Doncaster urges clubs to respect result of a power struggle

‘I hope that everyone respects the decision and we can move forward together’: SPFL chief Neil Doncaster urges Rangers and Hearts to accept the result of a bitter power struggle

  • Rangers wanted independent probe into league’s plan to end season early
  • But the resolution ended in a resounding defeat at an EGM on Tuesday
  • Rangers, Hearts and Partick Thistle will now consider their legal options

Neil Doncaster has urged Rangers and Hearts to respect the result of a bitter power struggle between disaffected clubs and the SPFL.

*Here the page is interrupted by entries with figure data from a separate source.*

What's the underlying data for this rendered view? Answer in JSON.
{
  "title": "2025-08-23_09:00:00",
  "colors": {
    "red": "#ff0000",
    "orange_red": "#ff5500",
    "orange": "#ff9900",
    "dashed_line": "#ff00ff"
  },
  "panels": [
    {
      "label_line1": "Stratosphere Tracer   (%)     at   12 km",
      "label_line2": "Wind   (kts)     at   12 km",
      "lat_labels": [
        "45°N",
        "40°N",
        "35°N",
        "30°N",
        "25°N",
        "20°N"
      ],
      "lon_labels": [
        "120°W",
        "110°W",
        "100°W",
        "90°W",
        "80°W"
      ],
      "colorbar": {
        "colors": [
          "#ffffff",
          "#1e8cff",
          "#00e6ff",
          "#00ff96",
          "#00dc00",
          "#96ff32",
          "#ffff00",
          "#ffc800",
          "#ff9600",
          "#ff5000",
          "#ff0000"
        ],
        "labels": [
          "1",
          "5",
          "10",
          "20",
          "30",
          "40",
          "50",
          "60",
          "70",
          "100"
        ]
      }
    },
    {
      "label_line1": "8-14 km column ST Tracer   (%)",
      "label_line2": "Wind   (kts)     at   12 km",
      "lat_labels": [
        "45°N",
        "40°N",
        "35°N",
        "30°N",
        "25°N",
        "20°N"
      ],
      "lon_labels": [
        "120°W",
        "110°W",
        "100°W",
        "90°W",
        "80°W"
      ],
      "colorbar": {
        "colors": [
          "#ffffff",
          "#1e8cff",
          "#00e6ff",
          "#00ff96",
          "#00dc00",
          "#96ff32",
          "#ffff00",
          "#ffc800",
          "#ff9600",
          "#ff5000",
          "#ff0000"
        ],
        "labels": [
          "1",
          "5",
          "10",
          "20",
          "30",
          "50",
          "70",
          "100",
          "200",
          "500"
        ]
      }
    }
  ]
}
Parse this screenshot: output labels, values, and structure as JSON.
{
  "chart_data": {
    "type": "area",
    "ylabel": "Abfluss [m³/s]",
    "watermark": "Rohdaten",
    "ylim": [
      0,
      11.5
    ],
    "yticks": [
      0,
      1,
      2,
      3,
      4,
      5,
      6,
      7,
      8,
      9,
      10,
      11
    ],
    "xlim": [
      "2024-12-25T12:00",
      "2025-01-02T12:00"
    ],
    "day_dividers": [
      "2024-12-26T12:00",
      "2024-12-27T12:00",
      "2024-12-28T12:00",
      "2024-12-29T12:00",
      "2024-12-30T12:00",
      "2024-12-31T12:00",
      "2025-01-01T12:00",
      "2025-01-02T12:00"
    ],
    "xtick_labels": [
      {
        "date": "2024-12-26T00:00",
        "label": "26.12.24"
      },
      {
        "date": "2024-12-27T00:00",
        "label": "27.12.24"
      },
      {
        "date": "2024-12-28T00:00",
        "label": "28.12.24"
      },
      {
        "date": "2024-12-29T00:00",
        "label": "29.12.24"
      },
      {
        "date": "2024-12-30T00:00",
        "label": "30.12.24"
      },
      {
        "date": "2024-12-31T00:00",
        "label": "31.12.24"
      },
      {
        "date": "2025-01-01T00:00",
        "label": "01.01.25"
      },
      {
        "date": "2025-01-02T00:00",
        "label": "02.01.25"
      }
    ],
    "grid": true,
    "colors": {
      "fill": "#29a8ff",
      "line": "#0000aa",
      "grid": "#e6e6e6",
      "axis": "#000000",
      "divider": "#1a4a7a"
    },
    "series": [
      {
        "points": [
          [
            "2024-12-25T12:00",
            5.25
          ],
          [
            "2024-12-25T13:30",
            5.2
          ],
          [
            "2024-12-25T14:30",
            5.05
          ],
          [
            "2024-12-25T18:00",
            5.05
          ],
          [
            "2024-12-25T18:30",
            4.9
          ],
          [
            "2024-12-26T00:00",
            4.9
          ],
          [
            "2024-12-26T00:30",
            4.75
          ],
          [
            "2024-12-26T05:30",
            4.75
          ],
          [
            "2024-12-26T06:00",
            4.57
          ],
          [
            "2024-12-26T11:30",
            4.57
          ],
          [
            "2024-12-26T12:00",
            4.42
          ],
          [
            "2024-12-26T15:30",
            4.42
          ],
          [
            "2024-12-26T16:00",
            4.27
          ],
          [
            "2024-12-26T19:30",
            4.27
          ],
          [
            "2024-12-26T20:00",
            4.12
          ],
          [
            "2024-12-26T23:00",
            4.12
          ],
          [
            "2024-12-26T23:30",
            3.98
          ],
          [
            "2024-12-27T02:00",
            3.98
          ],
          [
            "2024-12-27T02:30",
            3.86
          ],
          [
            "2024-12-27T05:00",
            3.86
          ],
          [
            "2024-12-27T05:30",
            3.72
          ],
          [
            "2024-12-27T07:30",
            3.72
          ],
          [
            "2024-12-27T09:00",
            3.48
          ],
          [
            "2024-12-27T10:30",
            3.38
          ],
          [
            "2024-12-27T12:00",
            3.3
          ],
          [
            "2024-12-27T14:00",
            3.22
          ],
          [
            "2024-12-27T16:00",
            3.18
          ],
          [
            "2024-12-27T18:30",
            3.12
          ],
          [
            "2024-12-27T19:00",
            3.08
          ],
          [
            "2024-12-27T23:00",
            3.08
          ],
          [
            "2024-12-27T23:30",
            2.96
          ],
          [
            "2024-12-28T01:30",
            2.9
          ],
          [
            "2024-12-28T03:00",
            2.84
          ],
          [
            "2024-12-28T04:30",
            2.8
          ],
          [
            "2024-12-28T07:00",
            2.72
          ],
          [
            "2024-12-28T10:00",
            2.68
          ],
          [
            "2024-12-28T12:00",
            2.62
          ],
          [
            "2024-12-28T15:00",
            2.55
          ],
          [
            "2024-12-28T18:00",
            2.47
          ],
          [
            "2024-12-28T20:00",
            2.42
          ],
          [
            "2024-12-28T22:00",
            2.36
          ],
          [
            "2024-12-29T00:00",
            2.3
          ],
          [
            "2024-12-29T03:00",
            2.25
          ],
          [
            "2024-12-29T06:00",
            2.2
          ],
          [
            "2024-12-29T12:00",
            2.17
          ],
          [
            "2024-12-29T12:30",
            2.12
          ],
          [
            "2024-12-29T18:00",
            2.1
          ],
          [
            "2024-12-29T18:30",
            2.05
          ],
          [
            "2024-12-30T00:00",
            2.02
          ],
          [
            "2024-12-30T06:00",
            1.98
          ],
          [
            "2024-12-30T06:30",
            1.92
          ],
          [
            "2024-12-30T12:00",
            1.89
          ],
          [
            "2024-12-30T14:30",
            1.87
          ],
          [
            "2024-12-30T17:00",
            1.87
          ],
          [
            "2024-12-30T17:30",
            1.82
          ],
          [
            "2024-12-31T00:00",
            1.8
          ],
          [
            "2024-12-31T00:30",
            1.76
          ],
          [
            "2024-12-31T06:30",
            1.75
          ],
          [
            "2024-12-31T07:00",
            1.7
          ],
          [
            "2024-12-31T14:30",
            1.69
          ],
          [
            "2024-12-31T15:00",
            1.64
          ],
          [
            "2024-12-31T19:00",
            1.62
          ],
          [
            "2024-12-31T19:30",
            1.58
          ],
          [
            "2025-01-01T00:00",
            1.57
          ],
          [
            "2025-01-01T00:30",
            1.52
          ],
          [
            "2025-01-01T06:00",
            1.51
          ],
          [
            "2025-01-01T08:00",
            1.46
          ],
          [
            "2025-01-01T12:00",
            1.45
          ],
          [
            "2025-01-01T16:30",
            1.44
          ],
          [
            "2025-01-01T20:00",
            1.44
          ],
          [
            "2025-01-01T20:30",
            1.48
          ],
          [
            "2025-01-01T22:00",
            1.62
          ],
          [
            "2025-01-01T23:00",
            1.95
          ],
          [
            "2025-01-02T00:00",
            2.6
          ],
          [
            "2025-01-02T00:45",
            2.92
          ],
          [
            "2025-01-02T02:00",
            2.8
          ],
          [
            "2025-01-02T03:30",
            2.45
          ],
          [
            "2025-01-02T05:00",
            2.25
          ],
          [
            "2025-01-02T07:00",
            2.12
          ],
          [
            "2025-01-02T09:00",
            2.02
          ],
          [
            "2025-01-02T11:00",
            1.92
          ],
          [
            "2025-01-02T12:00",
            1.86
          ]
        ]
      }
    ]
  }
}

A Rangers resolution calling for an independent investigation into the league’s plan to end the lower league season, crown Celtic champions and relegate Hearts slid to a resounding defeat at a EGM on Tuesday.

Counter-signed by Tynecastle owner Ann Budge and Stranraer the Ibrox motion attracted 13 votes, with two clubs abstaining.

Neil Doncaster has urged Rangers and Hearts to respect the result of a bitter power struggle

Effectively a vote of confidence in Doncaster’s tenure, the chief executive faced a Rangers call for his suspension, but secured a thumping 70 per cent majority after 27 of the 42 senior clubs voted the resolution down.

Rangers, Hearts and Partick Thistle will now consider their legal options. Admitting the whole process had been ‘bruising’, however, the Englishman vowed to oversee a ‘healing of wounds’ and called on the disaffected clubs to work with him on overcoming the existential threat to Scottish football’s future.

‘I think it’s important that all of us now reflect on what the members overall decided,’ he told Sportsmail.

‘I hope that everyone respects the decision made by the membership today and that we all do what we can to move forward together.

‘We operate in a democracy and the 42 clubs had an opportunity to give a very clear steer today as to what they wanted going forward.

‘The resolution needed 75 per cent support be approved but in the end fewer than one third of all clubs voted in favour.

‘I think that is an emphatic result which we must use as the basis for reconciliation and saving our game.

‘I appreciate that there is a need for a healing of wounds.

‘This has been a bruising process for everyone and I think it’s incumbent on everyone involved in the process to consider the language used and to work on rebuilding relationships which have been severely tested in previous weeks.’

Rangers, Hearts and Partick Thistle will now consider their legal options

Criticised for the administration of a league resolution on the climax of the league season and the tone of the communications justifying the move Doncaster claimed from the start that an independent investigation would be time-consuming and unnecessary – but promised to examine how the league handled things.

‘It’s incumbent on all of us to look at things we could have done better or differently. All of us, myself and the board included, should do the same.

‘But with today’s result there is now an opportunity to move forward and unite to tackle an existential crisis for the game.

‘Those are words which, even a few months ago, would have seemed outlandish.

‘But that’s what this is. And unless we are united and working together to get the game back up and running then we are going to struggle.

‘It’s absolutely vitally important that we all think about ways that we can enable that healing process to start and move forward together.’

Hamilton’s Les Gray and Celtic’s Peter Lawwell launched vocal appeals to clubs to shelf the squabbling and focus instead on the very real crisis caused by the loss of income since the outbreak of coronavirus.

Insisting recent weeks have been a distraction from the quest to get Scottish football back up and running again in time for a new £125million Sky Sports contract kicking in at the beginning of August and a new five year Betfred Cup contract with Premier Sports Doncaster added: ‘Time is of the essence and there is a relatively short space of time to plan,to get players back to training and get games up and running.’

‘Talks with the Scottish Government now move to how we can safely resume and all of our time and energy needs to be focussed on that.

‘I think it’s well understood that Scottish football relies on income from fans through turnstiles far more than it relies on income from broadcasting and it’s vitally important that we all do what we can to get fans back in stadia safely.’